The heads of the TV and radio channels chose to stop all normal coverage. Political leaders decreed a week of “non-politics”. The supermarket chains’ bosses decreed that their shops would shut on Saturday morning.
Richard Branson, ever keen to publicise himself, has called for a new national charity.
Allegedly serious newspapers were not to be left out. The Guardian gave over no fewer than 16 pages on Monday’s paper to the death. Allegedly serious columnists joined in the tear jerking.
Suzanne Moore of the Independent told us, “Things will never be the same again.” Ben Pimlott in the Guardian claimed, “You cannot be a sentient being and not feel grief and horror.” Hugo Young claims, “You cannot argue with the tumult and the weeping.”
The medieval attitude was to regard royalty as having miraculous properties. They believed that merely touching the king’s cloak could cure the disease of scrofula.

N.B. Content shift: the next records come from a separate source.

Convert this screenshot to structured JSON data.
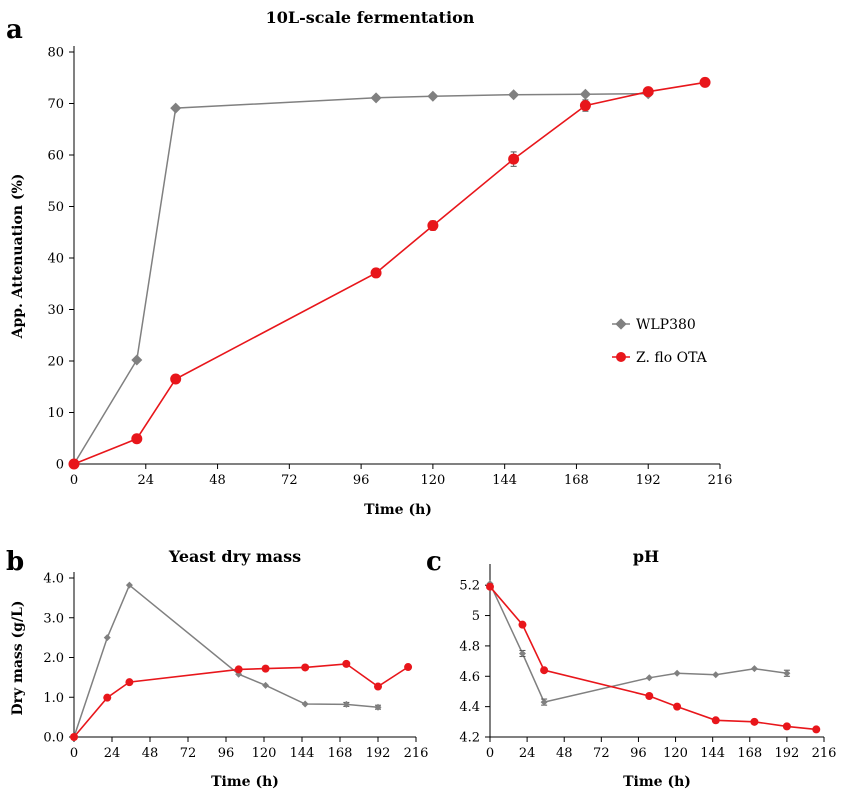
{
  "colors": {
    "wlp": "#808080",
    "zflo": "#e8161b",
    "axis": "#000000"
  },
  "legend": {
    "series_a": "WLP380",
    "series_b": "Z. flo OTA",
    "placement": "center-right"
  },
  "chart_data": [
    {
      "panel": "a",
      "type": "line",
      "title": "10L-scale fermentation",
      "xlabel": "Time (h)",
      "ylabel": "App. Attenuation (%)",
      "xlim": [
        0,
        216
      ],
      "ylim": [
        0,
        80
      ],
      "xticks": [
        0,
        24,
        48,
        72,
        96,
        120,
        144,
        168,
        192,
        216
      ],
      "yticks": [
        0,
        10,
        20,
        30,
        40,
        50,
        60,
        70,
        80
      ],
      "ytick_labels": [
        "0",
        "10",
        "20",
        "30",
        "40",
        "50",
        "60",
        "70",
        "80"
      ],
      "grid": false,
      "legend": true,
      "series": [
        {
          "name": "WLP380",
          "marker": "diamond",
          "x": [
            0,
            21,
            34,
            101,
            120,
            147,
            171,
            192
          ],
          "y": [
            0,
            20.2,
            69.1,
            71.1,
            71.4,
            71.7,
            71.8,
            71.9
          ],
          "err": [
            0,
            0,
            0,
            0,
            0,
            0,
            0,
            0
          ]
        },
        {
          "name": "Z. flo OTA",
          "marker": "circle",
          "x": [
            0,
            21,
            34,
            101,
            120,
            147,
            171,
            192,
            211
          ],
          "y": [
            0,
            4.9,
            16.5,
            37.1,
            46.3,
            59.2,
            69.6,
            72.3,
            74.1
          ],
          "err": [
            0,
            0,
            0,
            0,
            0.9,
            1.4,
            1.1,
            0,
            0
          ]
        }
      ]
    },
    {
      "panel": "b",
      "type": "line",
      "title": "Yeast dry mass",
      "xlabel": "Time (h)",
      "ylabel": "Dry mass (g/L)",
      "xlim": [
        0,
        216
      ],
      "ylim": [
        0,
        4
      ],
      "xticks": [
        0,
        24,
        48,
        72,
        96,
        120,
        144,
        168,
        192,
        216
      ],
      "yticks": [
        0,
        1,
        2,
        3,
        4
      ],
      "ytick_labels": [
        "0.0",
        "1.0",
        "2.0",
        "3.0",
        "4.0"
      ],
      "grid": false,
      "legend": false,
      "series": [
        {
          "name": "WLP380",
          "marker": "diamond",
          "x": [
            0,
            21,
            35,
            104,
            121,
            146,
            172,
            192
          ],
          "y": [
            0,
            2.5,
            3.82,
            1.58,
            1.3,
            0.83,
            0.82,
            0.75
          ],
          "err": [
            0,
            0,
            0,
            0,
            0,
            0,
            0.05,
            0.05
          ]
        },
        {
          "name": "Z. flo OTA",
          "marker": "circle",
          "x": [
            0,
            21,
            35,
            104,
            121,
            146,
            172,
            192,
            211
          ],
          "y": [
            0,
            0.99,
            1.38,
            1.7,
            1.72,
            1.75,
            1.84,
            1.27,
            1.76
          ],
          "err": [
            0,
            0,
            0,
            0,
            0,
            0,
            0,
            0,
            0
          ]
        }
      ]
    },
    {
      "panel": "c",
      "type": "line",
      "title": "pH",
      "xlabel": "Time (h)",
      "ylabel": "",
      "xlim": [
        0,
        216
      ],
      "ylim": [
        4.2,
        5.3
      ],
      "xticks": [
        0,
        24,
        48,
        72,
        96,
        120,
        144,
        168,
        192,
        216
      ],
      "yticks": [
        4.2,
        4.4,
        4.6,
        4.8,
        5.0,
        5.2
      ],
      "ytick_labels": [
        "4.2",
        "4.4",
        "4.6",
        "4.8",
        "5",
        "5.2"
      ],
      "grid": false,
      "legend": false,
      "series": [
        {
          "name": "WLP380",
          "marker": "diamond",
          "x": [
            0,
            21,
            35,
            103,
            121,
            146,
            171,
            192
          ],
          "y": [
            5.21,
            4.75,
            4.43,
            4.59,
            4.62,
            4.61,
            4.65,
            4.62
          ],
          "err": [
            0,
            0.02,
            0.02,
            0,
            0,
            0,
            0,
            0.02
          ]
        },
        {
          "name": "Z. flo OTA",
          "marker": "circle",
          "x": [
            0,
            21,
            35,
            103,
            121,
            146,
            171,
            192,
            211
          ],
          "y": [
            5.19,
            4.94,
            4.64,
            4.47,
            4.4,
            4.31,
            4.3,
            4.27,
            4.25
          ],
          "err": [
            0,
            0,
            0,
            0,
            0,
            0,
            0,
            0,
            0
          ]
        }
      ]
    }
  ]
}
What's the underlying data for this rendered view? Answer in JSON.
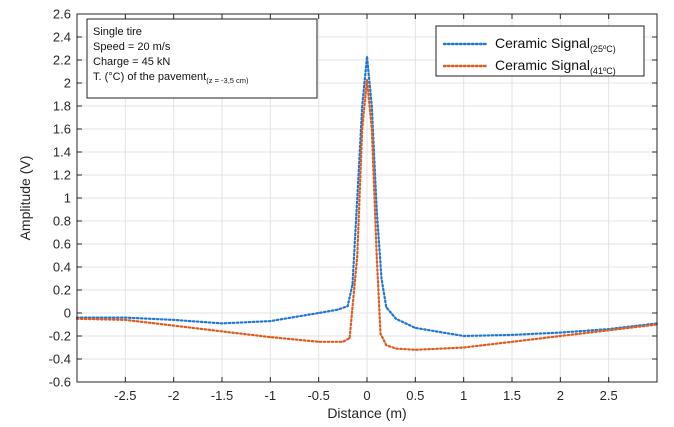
{
  "chart_data": {
    "type": "line",
    "xlabel": "Distance (m)",
    "ylabel": "Amplitude (V)",
    "xlim": [
      -3.0,
      3.0
    ],
    "ylim": [
      -0.6,
      2.6
    ],
    "xticks": [
      -2.5,
      -2,
      -1.5,
      -1,
      -0.5,
      0,
      0.5,
      1,
      1.5,
      2,
      2.5
    ],
    "xtick_labels": [
      "-2.5",
      "-2",
      "-1.5",
      "-1",
      "-0.5",
      "0",
      "0.5",
      "1",
      "1.5",
      "2",
      "2.5"
    ],
    "yticks": [
      -0.6,
      -0.4,
      -0.2,
      0,
      0.2,
      0.4,
      0.6,
      0.8,
      1,
      1.2,
      1.4,
      1.6,
      1.8,
      2,
      2.2,
      2.4,
      2.6
    ],
    "ytick_labels": [
      "-0.6",
      "-0.4",
      "-0.2",
      "0",
      "0.2",
      "0.4",
      "0.6",
      "0.8",
      "1",
      "1.2",
      "1.4",
      "1.6",
      "1.8",
      "2",
      "2.2",
      "2.4",
      "2.6"
    ],
    "grid": true,
    "legend_position": "top-right",
    "series": [
      {
        "name": "Ceramic Signal",
        "name_sub": "(25ºC)",
        "color": "#1f77d0",
        "line_style": "dotted",
        "x": [
          -3.0,
          -2.5,
          -2.0,
          -1.5,
          -1.0,
          -0.5,
          -0.3,
          -0.2,
          -0.15,
          -0.1,
          -0.05,
          0.0,
          0.05,
          0.1,
          0.15,
          0.2,
          0.3,
          0.5,
          1.0,
          1.5,
          2.0,
          2.5,
          3.0
        ],
        "y": [
          -0.04,
          -0.04,
          -0.06,
          -0.09,
          -0.07,
          0.0,
          0.03,
          0.06,
          0.25,
          1.0,
          1.8,
          2.23,
          1.8,
          0.9,
          0.3,
          0.05,
          -0.05,
          -0.13,
          -0.2,
          -0.19,
          -0.17,
          -0.14,
          -0.09
        ]
      },
      {
        "name": "Ceramic Signal",
        "name_sub": "(41ºC)",
        "color": "#e05a1e",
        "line_style": "dotted",
        "x": [
          -3.0,
          -2.5,
          -2.0,
          -1.5,
          -1.0,
          -0.5,
          -0.25,
          -0.18,
          -0.1,
          -0.05,
          0.0,
          0.05,
          0.1,
          0.14,
          0.2,
          0.3,
          0.5,
          1.0,
          1.5,
          2.0,
          2.5,
          3.0
        ],
        "y": [
          -0.05,
          -0.06,
          -0.11,
          -0.16,
          -0.21,
          -0.25,
          -0.25,
          -0.22,
          0.5,
          1.6,
          2.03,
          1.6,
          0.5,
          -0.18,
          -0.28,
          -0.31,
          -0.32,
          -0.3,
          -0.25,
          -0.2,
          -0.15,
          -0.1
        ]
      }
    ],
    "annotation_lines": [
      {
        "text": "Single tire"
      },
      {
        "text": "Speed = 20 m/s"
      },
      {
        "text": "Charge = 45 kN"
      },
      {
        "text": "T. (°C) of the pavement",
        "sub": "(z = -3,5 cm)"
      }
    ]
  }
}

What we have been witnessing this week have been modern renditions of the same belief.
Of course, it is not only the high and mighty and their journalist hangers on who have been caught up in the frenzy.
So have millions of ordinary people. In every factory and every office there are people who somehow feel they should be saddened. Their feelings are real feelings. But they are no more rational than those of the medieval scrofula victims.
Back in the 1830s the German philosopher Feurbach, attempting to explain the power of religion, hit upon the notion of “alienation”. In believing in the superhuman power of a god, he said, people were really bowing down before an imaginary being they themselves had created.
The roots of the “magic” of royalty have always been very similar to the roots of religion. Archaeologists teach us that monarchies and priesthoods alike arose in what were previously egalitarian societies.
Individuals or groups who carried out certain organising functions for society as a whole—for instance, supervising the collection and distribution of food—began to use their powers to live off the wealth created by others.
Their “magic” came from being able to dispose of the life blood of society as a whole. But that was never the end of the story. As Karl Marx pointed out, you could not understand why people worshipped the “alienated” products of their own activity unless you also saw how humdrum and miserable their own lives were.
The secret of the biblical “holy family”, he wrote, lay in the “earthly family”. Religion was “the heart of the heartless world”.
In the same way, the magical aura which for so many people surrounds the royals is an inverted reflection of the cramped nature of their own existence.
Unable to live their own lives to the full, they try to live them vicariously through identification with the most “glamorous” of those who live off their backs.
This is of great consolation to the ruling class as a whole, even if an object of adulation sometimes does things that annoys them.
Religion, Marx concluded, was “the opium of the people”. So too is the monarchy. And nothing gives media magnates, big businessmen and mainstream politicians more pleasure than to dish it out in large quantities.